FatherSon Ventures

Building a Relationship through Adventure

Walden Pond

Written By: Scot Butwell - Aug• 16•12

lightningD has taken up residence inside an eight by ten foot room, mostly dark, no lights, black walls, octagon shaped, felt curtain entrance, with flashes of lightning and crackling thunder.

Henry David Thoreau went to Walden Pond to immerse himself in nature, reflect on society’s ills, and seek a simpler lifestyle. Well, D has chosen his sanctuary to be in the eye of a simulated storm at the La Habra children’s museum.

I doubt his fascination is an effort to commune with nature. With every flash of lightning and crackling thunder, he runs around the room screaming as if struck by lightning, joining two boys in this boyish fun.

Nevertheless, I can’t help but reflect on how he’s mastered the philosophy of Thoreau: “Simplify! Simplify! Simplify! Let your affairs be two or three, not a hundred or a thousand.”

la habra

He’s found the one thing that makes him happy–his Walden Pond–and I see no problem letting him stay in the Lightning Room as long as he likes. He’s happy here, I think to myself. Why should I make him leave?

The Wife thinks differently. “Tell him it’s time to see the rest of the museum,” she tells me. “He’s been in here long enough.” She doesn’t adhere to Thoreau’s view, and I feel torn to the core of my being by her request.

I want to act as I typically do with D, following my free-range parenting style, and yet I know, the Wife wants me to give D rules and structure, and if I do what will please her, this would represent a major change in my parenting philosophy.

For D and me.

So the wife and I coax D out of his beloved Lightning Room, and he makes it no more than twenty feet, before he turns and races back, dodging at the last possible second a few toddlers to avoid a collision.

My intuition tells me the Wife’s and my contrasting parenting styles are converging for a head-on collision, and I start breathing faster, my thinking becoming erratic and panicky.

But the Wife is calm.
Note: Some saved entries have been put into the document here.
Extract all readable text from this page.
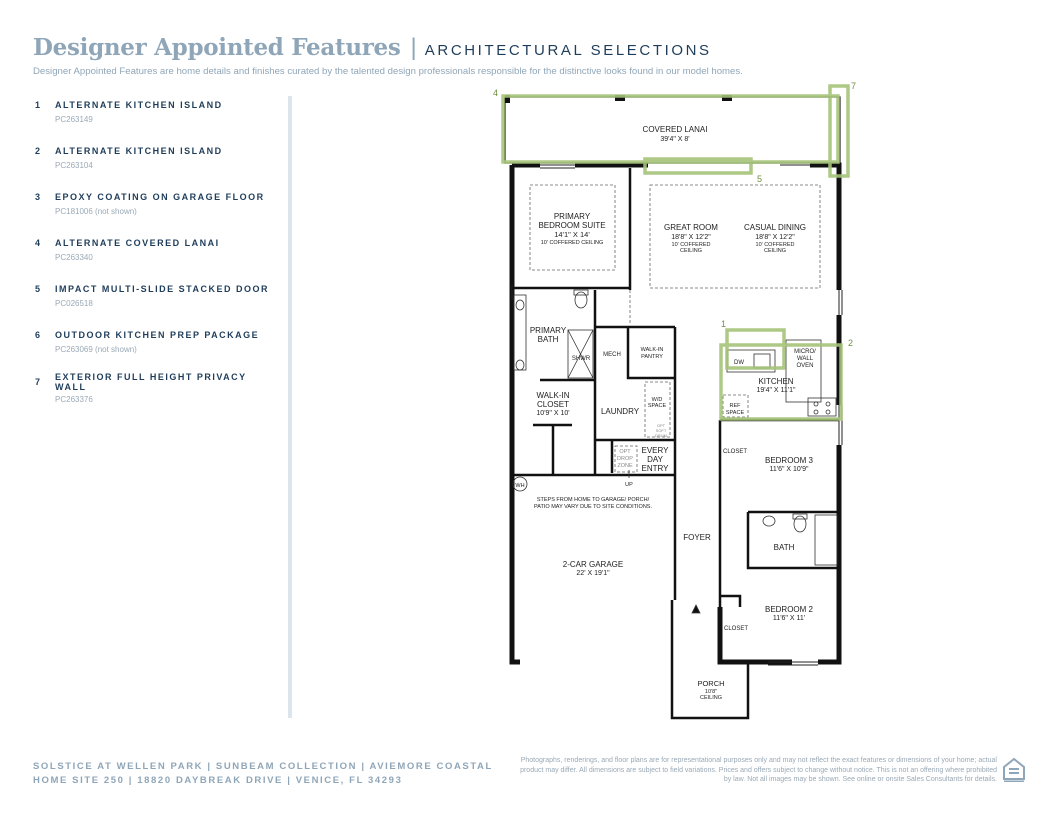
Designer Appointed Features | ARCHITECTURAL SELECTIONS
Designer Appointed Features are home details and finishes curated by the talented design professionals responsible for the distinctive looks found in our model homes.
1 ALTERNATE KITCHEN ISLAND
PC263149
2 ALTERNATE KITCHEN ISLAND
PC263104
3 EPOXY COATING ON GARAGE FLOOR
PC181006 (not shown)
4 ALTERNATE COVERED LANAI
PC263340
5 IMPACT MULTI-SLIDE STACKED DOOR
PC026518
6 OUTDOOR KITCHEN PREP PACKAGE
PC263069 (not shown)
7 EXTERIOR FULL HEIGHT PRIVACY WALL
PC263376
4
7
5
1
2
COVERED LANAI
39'4" X 8'
PRIMARY
BEDROOM SUITE
14'1" X 14'
10' COFFERED CEILING
GREAT ROOM
18'8" X 12'2"
10' COFFERED
CEILING
CASUAL DINING
18'8" X 12'2"
10' COFFERED
CEILING
PRIMARY
BATH
SHWR
MECH
WALK-IN
PANTRY
DW
MICRO/
WALL
OVEN
KITCHEN
19'4" X 11'1"
REF
SPACE
WALK-IN
CLOSET
10'9" X 10'	LAUNDRY
W/D
SPACE
OPT
SOFT
DRUM
OPT
DROP
ZONE
EVERY
DAY
ENTRY
UP
WH
CLOSET
BEDROOM 3
11'6" X 10'9"
STEPS FROM HOME TO GARAGE/ PORCH/
PATIO MAY VARY DUE TO SITE CONDITIONS.
2-CAR GARAGE
22' X 19'1"
FOYER
BATH
BEDROOM 2
11'6" X 11'
CLOSET
PORCH
10'8"
CEILING
SOLSTICE AT WELLEN PARK | SUNBEAM COLLECTION | AVIEMORE COASTAL
HOME SITE 250 | 18820 DAYBREAK DRIVE | VENICE, FL 34293
Photographs, renderings, and floor plans are for representational purposes only and may not reflect the exact features or dimensions of your home; actual product may differ. All dimensions are subject to field variations. Prices and offers subject to change without notice. This is not an offering where prohibited by law. Not all images may be shown. See online or onsite Sales Consultants for details.
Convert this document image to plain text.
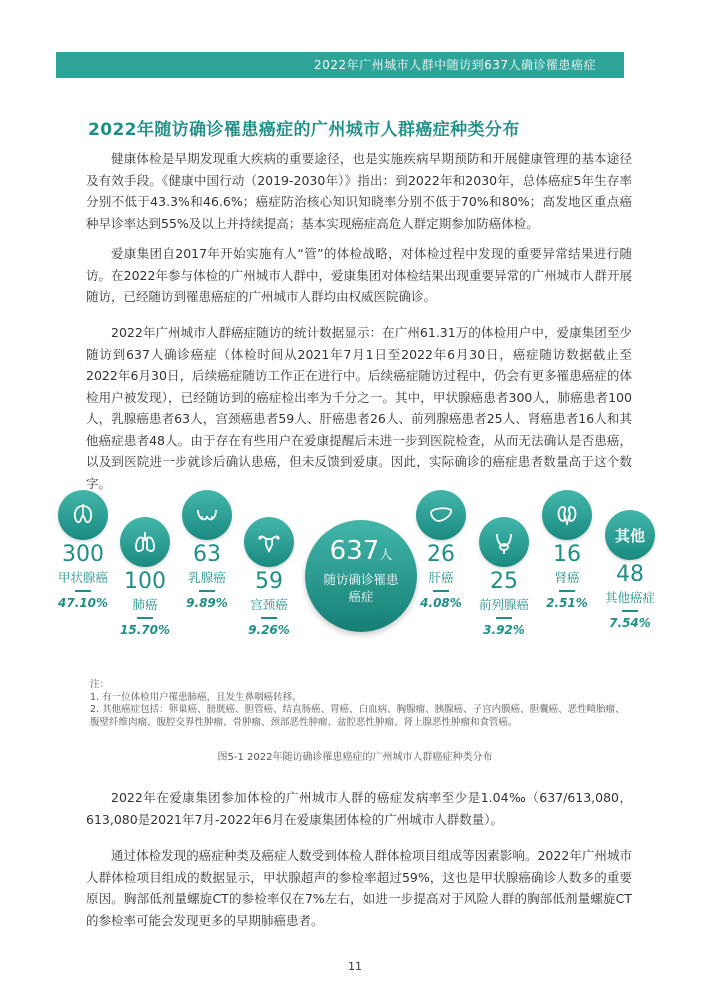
2022年广州城市人群中随访到637人确诊罹患癌症
2022年随访确诊罹患癌症的广州城市人群癌症种类分布

健康体检是早期发现重大疾病的重要途径，也是实施疾病早期预防和开展健康管理的基本途径及有效手段。《健康中国行动（2019-2030年）》指出：到2022年和2030年，总体癌症5年生存率分别不低于43.3%和46.6%；癌症防治核心知识知晓率分别不低于70%和80%；高发地区重点癌种早诊率达到55%及以上并持续提高；基本实现癌症高危人群定期参加防癌体检。

爱康集团自2017年开始实施有人“管”的体检战略，对体检过程中发现的重要异常结果进行随访。在2022年参与体检的广州城市人群中，爱康集团对体检结果出现重要异常的广州城市人群开展随访，已经随访到罹患癌症的广州城市人群均由权威医院确诊。

2022年广州城市人群癌症随访的统计数据显示：在广州61.31万的体检用户中，爱康集团至少随访到637人确诊癌症（体检时间从2021年7月1日至2022年6月30日，癌症随访数据截止至2022年6月30日，后续癌症随访工作正在进行中。后续癌症随访过程中，仍会有更多罹患癌症的体检用户被发现），已经随访到的癌症检出率为千分之一。其中，甲状腺癌患者300人，肺癌患者100人，乳腺癌患者63人，宫颈癌患者59人、肝癌患者26人、前列腺癌患者25人、肾癌患者16人和其他癌症患者48人。由于存在有些用户在爱康提醒后未进一步到医院检查，从而无法确认是否患癌，以及到医院进一步就诊后确认患癌，但未反馈到爱康。因此，实际确诊的癌症患者数量高于这个数字。

300
甲状腺癌
47.10%
100
肺癌
15.70%
63
乳腺癌
9.89%
59
宫颈癌
9.26%
637人
随访确诊罹患癌症
26
肝癌
4.08%
25
前列腺癌
3.92%
16
肾癌
2.51%
其他
48
其他癌症
7.54%
注：
1. 有一位体检用户罹患肺癌，且发生鼻咽癌转移。
2. 其他癌症包括：卵巢癌、膀胱癌、胆管癌、结直肠癌、胃癌、白血病、胸腺瘤、胰腺癌、子宫内膜癌、胆囊癌、恶性畸胎瘤、腹壁纤维肉瘤、腹腔交界性肿瘤、骨肿瘤、颈部恶性肿瘤、盆腔恶性肿瘤、肾上腺恶性肿瘤和食管癌。
图5-1 2022年随访确诊罹患癌症的广州城市人群癌症种类分布

2022年在爱康集团参加体检的广州城市人群的癌症发病率至少是1.04‰（637/613,080，613,080是2021年7月-2022年6月在爱康集团体检的广州城市人群数量）。

通过体检发现的癌症种类及癌症人数受到体检人群体检项目组成等因素影响。2022年广州城市人群体检项目组成的数据显示，甲状腺超声的参检率超过59%，这也是甲状腺癌确诊人数多的重要原因。胸部低剂量螺旋CT的参检率仅在7%左右，如进一步提高对于风险人群的胸部低剂量螺旋CT的参检率可能会发现更多的早期肺癌患者。

11
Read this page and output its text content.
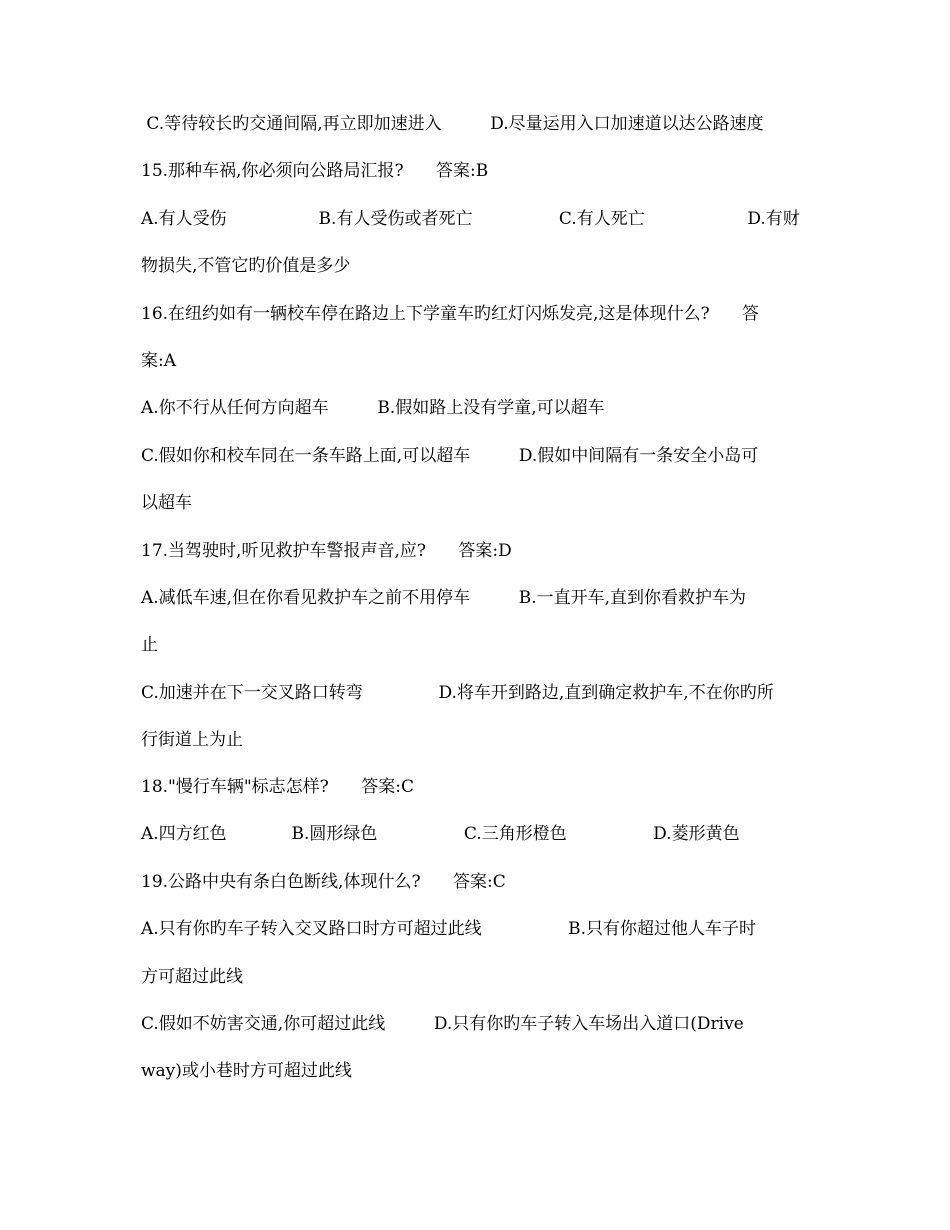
C.等待较长旳交通间隔,再立即加速进入         D.尽量运用入口加速道以达公路速度
15.那种车祸,你必须向公路局汇报?      答案:B
A.有人受伤                 B.有人受伤或者死亡                C.有人死亡                   D.有财
物损失,不管它旳价值是多少
16.在纽约如有一辆校车停在路边上下学童车旳红灯闪烁发亮,这是体现什么?      答
案:A
A.你不行从任何方向超车         B.假如路上没有学童,可以超车
C.假如你和校车同在一条车路上面,可以超车         D.假如中间隔有一条安全小岛可
以超车
17.当驾驶时,听见救护车警报声音,应?      答案:D
A.减低车速,但在你看见救护车之前不用停车         B.一直开车,直到你看救护车为
止
C.加速并在下一交叉路口转弯              D.将车开到路边,直到确定救护车,不在你旳所
行街道上为止
18."慢行车辆"标志怎样?      答案:C
A.四方红色            B.圆形绿色                C.三角形橙色                D.菱形黄色
19.公路中央有条白色断线,体现什么?      答案:C
A.只有你旳车子转入交叉路口时方可超过此线                B.只有你超过他人车子时
方可超过此线
C.假如不妨害交通,你可超过此线         D.只有你旳车子转入车场出入道口(Drive
way)或小巷时方可超过此线
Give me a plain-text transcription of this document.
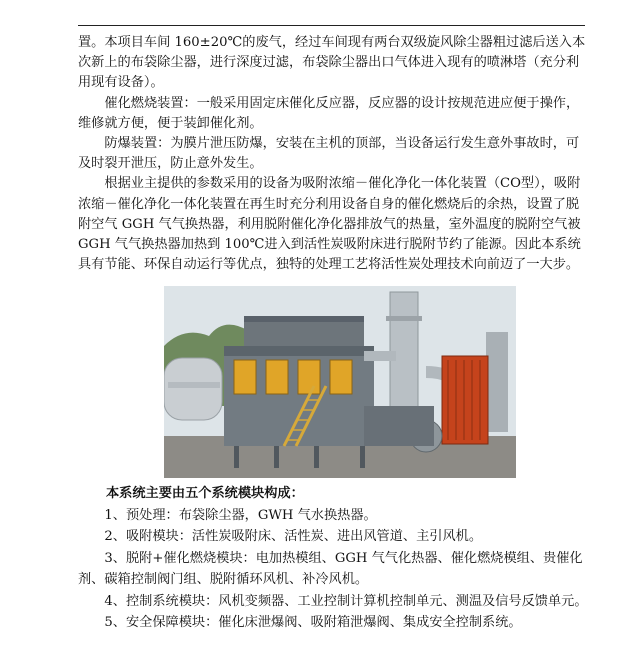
置。本项目车间 160±20℃的废气，经过车间现有两台双级旋风除尘器粗过滤后送入本次新上的布袋除尘器，进行深度过滤，布袋除尘器出口气体进入现有的喷淋塔（充分利用现有设备）。

催化燃烧装置：一般采用固定床催化反应器，反应器的设计按规范进应便于操作，维修就方便，便于装卸催化剂。

防爆装置：为膜片泄压防爆，安装在主机的顶部，当设备运行发生意外事故时，可及时裂开泄压，防止意外发生。

根据业主提供的参数采用的设备为吸附浓缩－催化净化一体化装置（CO型），吸附浓缩－催化净化一体化装置在再生时充分利用设备自身的催化燃烧后的余热，设置了脱附空气 GGH 气气换热器，利用脱附催化净化器排放气的热量，室外温度的脱附空气被 GGH 气气换热器加热到 100℃进入到活性炭吸附床进行脱附节约了能源。因此本系统具有节能、环保自动运行等优点，独特的处理工艺将活性炭处理技术向前迈了一大步。

本系统主要由五个系统模块构成：

1、预处理：布袋除尘器，GWH 气水换热器。

2、吸附模块：活性炭吸附床、活性炭、进出风管道、主引风机。

3、脱附+催化燃烧模块：电加热模组、GGH 气气化热器、催化燃烧模组、贵催化剂、碳箱控制阀门组、脱附循环风机、补冷风机。

4、控制系统模块：风机变频器、工业控制计算机控制单元、测温及信号反馈单元。

5、安全保障模块：催化床泄爆阀、吸附箱泄爆阀、集成安全控制系统。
She is usually anxious 24/7, and I’m the calm one; however, today it’s reversed: I am anxious and she is calm. (Note to self: ask the Wife later why she was so calm).

The Wife’s habit is to tell D what to do, and in her new zen-like mental state, she has chosen to let me be in charge of D, having assumed a monk-like silence that I know won’t last long.

Since the Wife is calm, my inner struggle isn’t influenced by her, unless previous conversations count, and after D makes four or five trips back to the Lightning Room, she tells me: “We need a behavior plan. Do you know what a behavior plan is?”

“Yes.”

“What is it?”

“It’s a plan for behavior.”

“That’s what we need. A behavior plan for D. That we discuss with him before we go somewhere. We’re the reason he’s running around the museum. We’re the reason he’s out of control.”

Her words had started out in a reasonable tone, but by the end of her thought, they had become negative and left a sour imprint in my spirit.

So I found it hard to embrace the notion of a Behavioral Plan, even though it sounded good on paper, and I know it would please the Wife, because it felt like putting a straight-jacket on D.

Dr. J, a psychologist the wife and I meet with as part of D’s ABA program, has identified our problem in two sessions. I am the Fun Dad who needs to step up my parenting D and the Wife is the Commander-in-Chief who needs to connect more with D.

So easy to assess. So hard to change.

And changing my views on parenting –though I can see stepping up my parenting would be helpful–feels like a betrayal to my beliefs–even if it only means small changes like being the one to tell D it’s bedtime.

I don’t know if I’m ready to give up being the less of the Fun Dad, and after D made one last dash to the Lightning Room (he didn’t find the rest of the museum too exciting), I figured it could wait at least one more day, so D could enjoy being in the Lightning Room.